Hipparcos (for High Precision Parallax Collecting Satellite) was an astrometry mission of the European Space Agency (ESA) dedicated to the measurement of stellar parallax and the proper motions of stars. The project was named in honor of Hipparchus. Ideas for such a mission dated from 1967, with the mission accepted by ESA in 1980.

The satellite was launched by an Ariane 4 on 8 August 1989. The original goal was to place the satellite in a geostationary orbit above the earth, however a booster rocket failure resulted in a highly elliptical orbit from 507 to 35,888 km altitude. Despite this difficulty, all of the scientific goals were accomplished. Communications were terminated on 15 August 1993.
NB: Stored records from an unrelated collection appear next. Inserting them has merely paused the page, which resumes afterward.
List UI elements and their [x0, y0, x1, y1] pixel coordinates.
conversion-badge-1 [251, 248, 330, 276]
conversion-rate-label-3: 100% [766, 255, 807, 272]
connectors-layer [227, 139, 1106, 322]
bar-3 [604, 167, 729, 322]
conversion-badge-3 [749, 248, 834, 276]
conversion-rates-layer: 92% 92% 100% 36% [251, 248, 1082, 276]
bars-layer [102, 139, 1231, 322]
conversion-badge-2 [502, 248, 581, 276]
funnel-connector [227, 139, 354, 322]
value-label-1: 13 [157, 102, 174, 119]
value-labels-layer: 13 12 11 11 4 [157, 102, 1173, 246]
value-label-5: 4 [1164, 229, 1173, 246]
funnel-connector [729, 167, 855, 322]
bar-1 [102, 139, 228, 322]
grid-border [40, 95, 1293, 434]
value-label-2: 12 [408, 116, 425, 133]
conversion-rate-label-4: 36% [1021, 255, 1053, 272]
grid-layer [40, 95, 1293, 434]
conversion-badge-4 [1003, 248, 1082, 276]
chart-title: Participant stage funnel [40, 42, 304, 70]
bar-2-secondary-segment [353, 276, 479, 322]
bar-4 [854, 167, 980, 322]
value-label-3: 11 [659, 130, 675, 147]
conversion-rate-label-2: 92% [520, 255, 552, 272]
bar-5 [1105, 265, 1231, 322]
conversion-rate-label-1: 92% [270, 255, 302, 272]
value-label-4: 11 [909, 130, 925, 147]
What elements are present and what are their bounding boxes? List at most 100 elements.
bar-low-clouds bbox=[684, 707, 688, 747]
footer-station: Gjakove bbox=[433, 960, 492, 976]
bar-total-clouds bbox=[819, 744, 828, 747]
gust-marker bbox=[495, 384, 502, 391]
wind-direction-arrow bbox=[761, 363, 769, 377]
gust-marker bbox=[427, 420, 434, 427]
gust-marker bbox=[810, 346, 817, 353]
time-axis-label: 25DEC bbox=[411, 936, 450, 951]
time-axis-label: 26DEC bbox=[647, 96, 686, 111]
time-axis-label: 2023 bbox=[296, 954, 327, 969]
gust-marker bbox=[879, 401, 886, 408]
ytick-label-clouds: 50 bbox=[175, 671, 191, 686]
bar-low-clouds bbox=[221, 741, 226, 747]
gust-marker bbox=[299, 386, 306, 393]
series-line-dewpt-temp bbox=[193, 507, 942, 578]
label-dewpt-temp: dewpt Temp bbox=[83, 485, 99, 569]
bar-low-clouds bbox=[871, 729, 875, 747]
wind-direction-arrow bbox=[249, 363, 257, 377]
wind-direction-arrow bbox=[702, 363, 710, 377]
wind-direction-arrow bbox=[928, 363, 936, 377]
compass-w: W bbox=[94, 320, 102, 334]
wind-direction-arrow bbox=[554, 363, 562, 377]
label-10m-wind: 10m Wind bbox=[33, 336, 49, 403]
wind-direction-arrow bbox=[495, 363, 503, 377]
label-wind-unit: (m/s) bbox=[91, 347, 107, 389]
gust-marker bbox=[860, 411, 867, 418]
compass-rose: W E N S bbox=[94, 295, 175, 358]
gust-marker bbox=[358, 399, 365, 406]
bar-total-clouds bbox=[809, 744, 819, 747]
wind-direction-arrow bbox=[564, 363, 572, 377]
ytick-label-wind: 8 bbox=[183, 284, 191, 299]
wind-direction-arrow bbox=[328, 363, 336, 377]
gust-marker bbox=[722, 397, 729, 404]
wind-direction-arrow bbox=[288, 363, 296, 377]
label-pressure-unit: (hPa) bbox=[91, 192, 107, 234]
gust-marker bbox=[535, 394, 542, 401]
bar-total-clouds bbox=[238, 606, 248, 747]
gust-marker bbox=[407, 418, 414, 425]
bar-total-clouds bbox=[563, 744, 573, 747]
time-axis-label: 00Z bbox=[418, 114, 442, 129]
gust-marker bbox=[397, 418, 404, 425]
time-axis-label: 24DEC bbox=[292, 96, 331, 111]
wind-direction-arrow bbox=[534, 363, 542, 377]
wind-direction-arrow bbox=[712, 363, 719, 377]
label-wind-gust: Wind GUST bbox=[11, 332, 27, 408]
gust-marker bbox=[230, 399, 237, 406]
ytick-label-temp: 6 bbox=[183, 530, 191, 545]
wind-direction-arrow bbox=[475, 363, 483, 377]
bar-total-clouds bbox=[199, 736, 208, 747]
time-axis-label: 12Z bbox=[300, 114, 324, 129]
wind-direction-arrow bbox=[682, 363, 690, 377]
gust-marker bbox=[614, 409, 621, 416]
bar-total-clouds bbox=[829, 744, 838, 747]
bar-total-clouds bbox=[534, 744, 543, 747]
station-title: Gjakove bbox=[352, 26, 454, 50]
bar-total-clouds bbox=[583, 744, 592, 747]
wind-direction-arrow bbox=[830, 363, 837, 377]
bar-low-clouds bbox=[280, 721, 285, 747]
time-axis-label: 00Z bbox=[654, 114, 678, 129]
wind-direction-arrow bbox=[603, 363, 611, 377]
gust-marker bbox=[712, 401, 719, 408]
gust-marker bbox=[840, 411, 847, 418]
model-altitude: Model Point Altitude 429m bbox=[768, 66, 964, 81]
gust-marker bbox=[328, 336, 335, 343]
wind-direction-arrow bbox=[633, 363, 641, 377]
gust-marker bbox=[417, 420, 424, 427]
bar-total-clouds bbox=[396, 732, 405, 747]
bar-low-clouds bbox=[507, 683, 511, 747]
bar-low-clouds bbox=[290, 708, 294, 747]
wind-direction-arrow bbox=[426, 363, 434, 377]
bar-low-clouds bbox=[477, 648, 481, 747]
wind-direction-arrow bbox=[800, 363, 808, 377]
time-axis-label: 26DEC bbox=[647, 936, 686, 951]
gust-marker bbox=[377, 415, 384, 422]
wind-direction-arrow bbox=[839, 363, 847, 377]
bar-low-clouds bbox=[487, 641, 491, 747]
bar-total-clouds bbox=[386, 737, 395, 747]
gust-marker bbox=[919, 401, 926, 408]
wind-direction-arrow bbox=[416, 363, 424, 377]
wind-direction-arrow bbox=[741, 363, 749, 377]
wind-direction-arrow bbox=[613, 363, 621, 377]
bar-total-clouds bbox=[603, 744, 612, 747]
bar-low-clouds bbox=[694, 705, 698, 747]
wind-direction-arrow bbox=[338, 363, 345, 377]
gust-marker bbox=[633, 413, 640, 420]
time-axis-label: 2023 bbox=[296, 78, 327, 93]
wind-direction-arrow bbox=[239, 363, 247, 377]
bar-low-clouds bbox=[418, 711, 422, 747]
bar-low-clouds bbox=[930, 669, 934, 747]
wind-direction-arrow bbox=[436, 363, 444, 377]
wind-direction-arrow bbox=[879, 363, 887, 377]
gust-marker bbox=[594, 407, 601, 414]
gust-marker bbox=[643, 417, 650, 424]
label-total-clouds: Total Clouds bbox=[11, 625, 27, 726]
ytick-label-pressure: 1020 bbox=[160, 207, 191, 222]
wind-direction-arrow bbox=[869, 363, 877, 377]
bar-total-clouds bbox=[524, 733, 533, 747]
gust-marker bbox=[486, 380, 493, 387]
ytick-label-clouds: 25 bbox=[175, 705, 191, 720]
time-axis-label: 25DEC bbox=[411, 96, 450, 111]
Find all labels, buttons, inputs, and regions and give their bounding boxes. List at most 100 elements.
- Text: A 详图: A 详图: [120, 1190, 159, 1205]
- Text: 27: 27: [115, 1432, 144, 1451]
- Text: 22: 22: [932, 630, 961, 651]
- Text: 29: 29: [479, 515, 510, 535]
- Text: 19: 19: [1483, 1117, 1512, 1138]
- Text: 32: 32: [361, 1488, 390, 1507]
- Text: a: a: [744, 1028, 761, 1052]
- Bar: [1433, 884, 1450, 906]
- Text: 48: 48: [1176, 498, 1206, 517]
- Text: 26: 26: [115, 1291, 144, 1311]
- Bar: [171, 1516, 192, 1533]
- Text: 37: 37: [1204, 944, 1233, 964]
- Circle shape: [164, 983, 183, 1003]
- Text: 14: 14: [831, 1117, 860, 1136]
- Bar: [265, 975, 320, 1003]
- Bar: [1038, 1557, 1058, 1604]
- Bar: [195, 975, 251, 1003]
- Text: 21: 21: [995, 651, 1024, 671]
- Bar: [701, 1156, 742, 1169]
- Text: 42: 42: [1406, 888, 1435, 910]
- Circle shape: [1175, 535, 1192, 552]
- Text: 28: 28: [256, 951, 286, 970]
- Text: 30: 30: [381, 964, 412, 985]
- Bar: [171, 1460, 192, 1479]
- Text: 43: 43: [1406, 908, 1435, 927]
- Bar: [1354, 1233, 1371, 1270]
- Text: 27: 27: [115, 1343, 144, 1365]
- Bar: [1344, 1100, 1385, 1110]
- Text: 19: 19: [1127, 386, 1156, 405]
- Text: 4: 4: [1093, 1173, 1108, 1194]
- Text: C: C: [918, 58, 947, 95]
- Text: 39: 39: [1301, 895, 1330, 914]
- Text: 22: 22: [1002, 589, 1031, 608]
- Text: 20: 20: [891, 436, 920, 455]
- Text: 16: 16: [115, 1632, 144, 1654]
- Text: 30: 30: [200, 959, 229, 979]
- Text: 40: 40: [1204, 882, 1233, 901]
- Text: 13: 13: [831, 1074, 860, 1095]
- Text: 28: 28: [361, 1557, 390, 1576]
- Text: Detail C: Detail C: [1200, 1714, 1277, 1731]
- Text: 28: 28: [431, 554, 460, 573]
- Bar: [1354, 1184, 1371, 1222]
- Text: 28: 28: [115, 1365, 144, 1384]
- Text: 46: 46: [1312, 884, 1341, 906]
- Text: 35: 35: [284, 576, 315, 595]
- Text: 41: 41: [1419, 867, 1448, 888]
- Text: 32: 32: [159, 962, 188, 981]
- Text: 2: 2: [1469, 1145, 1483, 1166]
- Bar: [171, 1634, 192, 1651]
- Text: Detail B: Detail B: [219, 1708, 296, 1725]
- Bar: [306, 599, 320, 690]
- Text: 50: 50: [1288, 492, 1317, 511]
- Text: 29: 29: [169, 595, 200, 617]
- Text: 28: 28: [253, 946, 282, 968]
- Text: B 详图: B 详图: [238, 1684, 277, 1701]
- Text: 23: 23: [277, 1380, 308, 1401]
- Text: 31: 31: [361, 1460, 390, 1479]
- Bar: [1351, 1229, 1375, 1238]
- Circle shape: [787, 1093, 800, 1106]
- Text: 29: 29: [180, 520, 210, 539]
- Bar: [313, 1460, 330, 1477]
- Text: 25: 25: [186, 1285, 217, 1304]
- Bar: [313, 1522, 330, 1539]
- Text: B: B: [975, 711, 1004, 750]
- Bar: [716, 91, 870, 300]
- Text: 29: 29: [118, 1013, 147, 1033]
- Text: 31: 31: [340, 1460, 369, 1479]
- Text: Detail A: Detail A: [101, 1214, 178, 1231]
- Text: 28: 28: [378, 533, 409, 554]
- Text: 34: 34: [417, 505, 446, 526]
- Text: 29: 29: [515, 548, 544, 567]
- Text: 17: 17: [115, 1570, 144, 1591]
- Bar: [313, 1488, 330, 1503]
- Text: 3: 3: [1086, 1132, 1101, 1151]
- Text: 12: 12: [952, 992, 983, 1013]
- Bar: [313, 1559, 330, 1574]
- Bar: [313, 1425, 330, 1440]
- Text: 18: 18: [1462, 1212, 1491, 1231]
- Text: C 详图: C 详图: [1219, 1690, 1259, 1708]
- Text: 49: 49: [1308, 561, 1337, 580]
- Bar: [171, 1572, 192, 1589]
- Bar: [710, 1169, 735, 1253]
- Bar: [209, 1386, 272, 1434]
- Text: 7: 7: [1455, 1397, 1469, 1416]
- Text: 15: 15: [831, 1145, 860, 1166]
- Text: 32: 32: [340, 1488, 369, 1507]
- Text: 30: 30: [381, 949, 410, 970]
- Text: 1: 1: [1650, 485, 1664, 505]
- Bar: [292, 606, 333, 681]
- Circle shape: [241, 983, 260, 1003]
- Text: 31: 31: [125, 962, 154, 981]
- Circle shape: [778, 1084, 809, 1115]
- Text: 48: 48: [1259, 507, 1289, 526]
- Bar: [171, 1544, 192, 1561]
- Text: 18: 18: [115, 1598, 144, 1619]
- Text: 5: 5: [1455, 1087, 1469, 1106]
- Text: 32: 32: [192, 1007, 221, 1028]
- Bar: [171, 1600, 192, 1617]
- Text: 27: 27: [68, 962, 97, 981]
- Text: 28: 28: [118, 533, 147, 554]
The program was divided in two parts: the Hipparcos experiment whose goal was to measure the five astrometric parameters of some 120,000 stars to a precision of some 2 to 4 milli-arcsec and the Tycho experiment, whose goal was the measurement of the astrometric and two-colour photometric properties of some 400,000 additional stars to a somewhat lower precision.

The final Hipparcos Catalogue (120,000 stars with 1 milliarcsec level astrometry) and the final Tycho Catalogue (more than one million stars with 20-30 milliarcsec astrometry and two-colour photometry) were completed in August 1996. The catalogues were published by ESA in June 1997.

The Hipparcos and Tycho data have been used to create the Millennium Star Atlas: an all-sky atlas of one million stars to visual magnitude 11, from the Hipparcos and Tycho Catalogues and 10,000 nonstellar objects included to complement the catalogue data.

There were questions over whether Hipparcos has a systematic error of about 1 milliarcsec in at least some parts of the sky. The value determined by Hipparcos for the distance to the Pleiades is about 10% less than the value obtained by some other methods. As of 2004, the controversy remained unresolved. [1].